I want to make a barplot with binned data on the x axis and a corresponding probability on the y axis.
Each bin should contain 100 observations.
Here's a snapshot of my working data frame:
head(covs)
y Intercept slope temp heatload cti
1 0 1 1.175494e-38 -7.106242 76 100
2 0 1 4.935794e-01 -7.100835 139 11
3 1 1 3.021236e-01 -7.097794 126 12
4 1 1 1.175494e-38 -7.097927 75 98
5 0 1 1.175494e-38 -7.098462 76 98
6 0 1 1.175494e-38 -6.363284 76 100
And initial execution:
slopes <- as.matrix(covs$slope)
binned.slopes=cut2(slopes, m=100)
heights <- tapply(covs$y,binned.slopes,mean)
barplot(heights, ylim=c(0,1),
ylab="Probability of permafrost",
xlab="Slope",
col="lightgrey")
With the following result:
I have two questions:
What would be a better way to represent the x-axis without sacrificing explanatory power?

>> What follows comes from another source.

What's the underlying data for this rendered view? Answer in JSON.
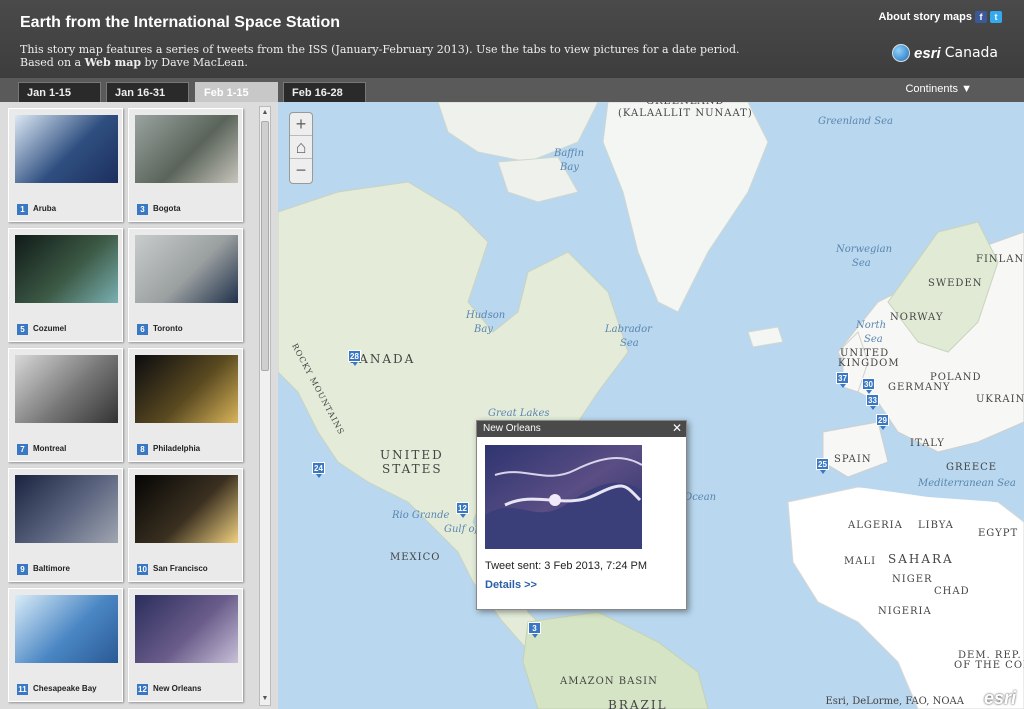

The problem is that the intervals are all different lengths, given that bins are determined by observation count.
Is there a better way to do this in ggplot2?
Why don't you try plotting on a continuous axis and drawing the rectangles individually:
## Generate some sample data
covs <- data.frame(slope=rnorm(4242), y=sample(0:1, 4242, replace=TRUE))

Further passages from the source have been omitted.